Il avait construit, à une vingtaine de mètres de la plage, un abri rudimentaire de pierres sous lequel il avait glissé son bateau. Il y entreposait également de vieux filets, une réserve de nourriture, constituée exclusivement de poisson séché, et deux jerrycans emplis d’une eau qu’il puisait à une source proche.

Jean réveilla Clara afin qu’elle puisse se restaurer. Il fut déçu et inquiet de ne pas revoir l’éclat habituel dans ses yeux. Elle semblait murée dans son indifférence. Il dut la forcer à ingurgiter un peu de poisson et quelques gorgées d’eau. Elle n’offrait aucune résistance, comme si son esprit avait déserté son corps.

« Les herbes, même le docteur Tibaudaux maîtrise pas toujours leurs effets, murmura Elmana.

— Ils lui ont donné un philtre ? s’étonna Eusèbe.

— Pour qu’une femme accepte d’épouser Maxandeau, faut plus qu’elle ait toute sa tête.

— Ce maudit Tibaudaux ! L’est pire qu’un trompe-la-mort !

— Tous les courtisans de La Nouvelle-Orléans le consultent. On dit qu’il soigne même le roi. »

À la fin de leur repas, le géant et Jean tirèrent le bateau hors de l’abri. C’était un voilier de six mètres de long – J’ai pas de moteur, avec quoi je paierais l’essence ? avait grommelé Eusèbe – dont le délabrement apparent soulevait de sérieux doutes sur sa capacité à affronter l’océan.

« Vous inquiétez pas, cette coque de noix est solide, affirma le géant.

— Il en a pas l’air en tout cas, objecta Elmana.

— Il n’a pas de quille ? s’étonna Jean.

— Pas besoin, il s’est encore jamais renversé. J’vous dis qu’on peut compter sur lui. »
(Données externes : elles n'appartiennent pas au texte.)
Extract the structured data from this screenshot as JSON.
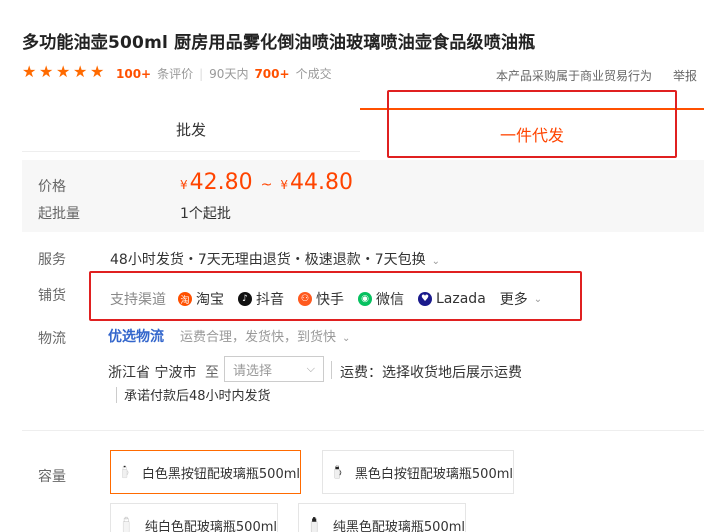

Ils poussèrent l’embarcation dans les vagues jusqu’à ce qu’elle flotte. Eusèbe grimpa à son bord avec une agilité surprenante pour un homme de sa corpulence, puis il jeta dans l’eau la grosse pierre au bout d’une chaîne qui lui servait d’ancre. Elmana, Jean et Clara durent avancer dans l’océan jusqu’à la taille. Le géant les aida à monter l’un après l’autre avant de retourner à terre chercher des provisions de poisson séché et un jerrycan d’eau. Jean installa Clara le plus confortablement possible le long de la minuscule cabine.

« Hum, j’aime pas ça, maugréa Eusèbe en contemplant le ciel traversé de nuages paresseux. Quand les premiers nuages arrivent du golfe, la tempête est généralement pas loin. »
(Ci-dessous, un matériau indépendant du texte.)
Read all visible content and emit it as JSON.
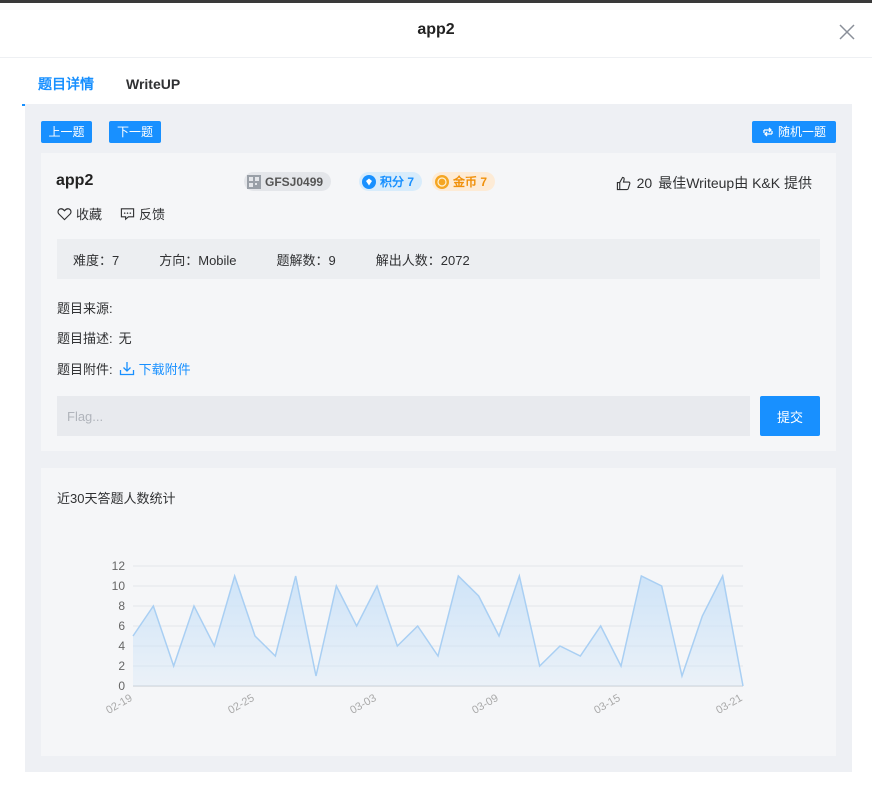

Comme pour confirmer ses propos, un vent fort se leva et hérissa la surface de l’océan de vagues ondulantes.

« On ferait peut-être mieux d’attendre », suggéra Elmana.
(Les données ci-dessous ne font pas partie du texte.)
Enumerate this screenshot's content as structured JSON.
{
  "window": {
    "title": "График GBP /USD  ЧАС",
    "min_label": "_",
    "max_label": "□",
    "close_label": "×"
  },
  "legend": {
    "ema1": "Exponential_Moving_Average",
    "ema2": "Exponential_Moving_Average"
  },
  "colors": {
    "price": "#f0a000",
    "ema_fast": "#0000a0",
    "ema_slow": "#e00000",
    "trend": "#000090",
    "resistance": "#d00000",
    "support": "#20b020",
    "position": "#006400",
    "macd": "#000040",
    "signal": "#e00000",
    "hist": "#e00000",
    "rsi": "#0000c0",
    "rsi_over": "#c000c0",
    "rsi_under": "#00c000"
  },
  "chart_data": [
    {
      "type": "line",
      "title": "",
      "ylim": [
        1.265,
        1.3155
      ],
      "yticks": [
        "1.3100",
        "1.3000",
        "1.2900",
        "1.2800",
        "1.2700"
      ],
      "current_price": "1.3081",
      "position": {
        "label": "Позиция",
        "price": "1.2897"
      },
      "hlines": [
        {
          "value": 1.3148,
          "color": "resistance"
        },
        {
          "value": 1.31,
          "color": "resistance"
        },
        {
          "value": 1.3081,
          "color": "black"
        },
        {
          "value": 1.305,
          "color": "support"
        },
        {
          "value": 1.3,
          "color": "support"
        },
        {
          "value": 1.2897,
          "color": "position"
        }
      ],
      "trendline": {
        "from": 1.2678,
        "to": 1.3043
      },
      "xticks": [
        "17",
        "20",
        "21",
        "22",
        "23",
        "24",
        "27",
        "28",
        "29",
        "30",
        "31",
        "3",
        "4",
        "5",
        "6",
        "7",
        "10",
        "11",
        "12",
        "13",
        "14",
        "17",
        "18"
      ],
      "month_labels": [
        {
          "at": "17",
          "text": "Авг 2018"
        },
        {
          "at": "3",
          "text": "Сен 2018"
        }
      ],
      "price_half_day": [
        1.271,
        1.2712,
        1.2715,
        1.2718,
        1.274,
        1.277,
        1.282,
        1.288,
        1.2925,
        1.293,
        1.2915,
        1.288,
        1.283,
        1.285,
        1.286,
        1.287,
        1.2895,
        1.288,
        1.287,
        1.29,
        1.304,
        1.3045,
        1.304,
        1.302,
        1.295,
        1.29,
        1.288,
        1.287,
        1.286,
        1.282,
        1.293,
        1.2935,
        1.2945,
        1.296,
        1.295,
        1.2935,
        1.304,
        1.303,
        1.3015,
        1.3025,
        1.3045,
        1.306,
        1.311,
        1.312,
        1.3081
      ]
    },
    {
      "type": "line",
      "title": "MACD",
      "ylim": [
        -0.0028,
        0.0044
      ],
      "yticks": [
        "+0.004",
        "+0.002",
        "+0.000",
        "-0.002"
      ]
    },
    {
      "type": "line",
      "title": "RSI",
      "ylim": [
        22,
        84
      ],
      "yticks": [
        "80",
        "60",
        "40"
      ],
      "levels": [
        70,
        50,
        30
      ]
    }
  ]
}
Eusèbe commença à hisser la voile.

« Attendre quoi ? Que les tueurs de Maxandeau viennent vous chercher sur cette plage ? Tout se sait dans les bayous. »

La toile faseya un petit moment avant de se tendre. Eusèbe leva l’ancre et s’installa à la barre. Le bateau fila à une vitesse inattendue en direction du large.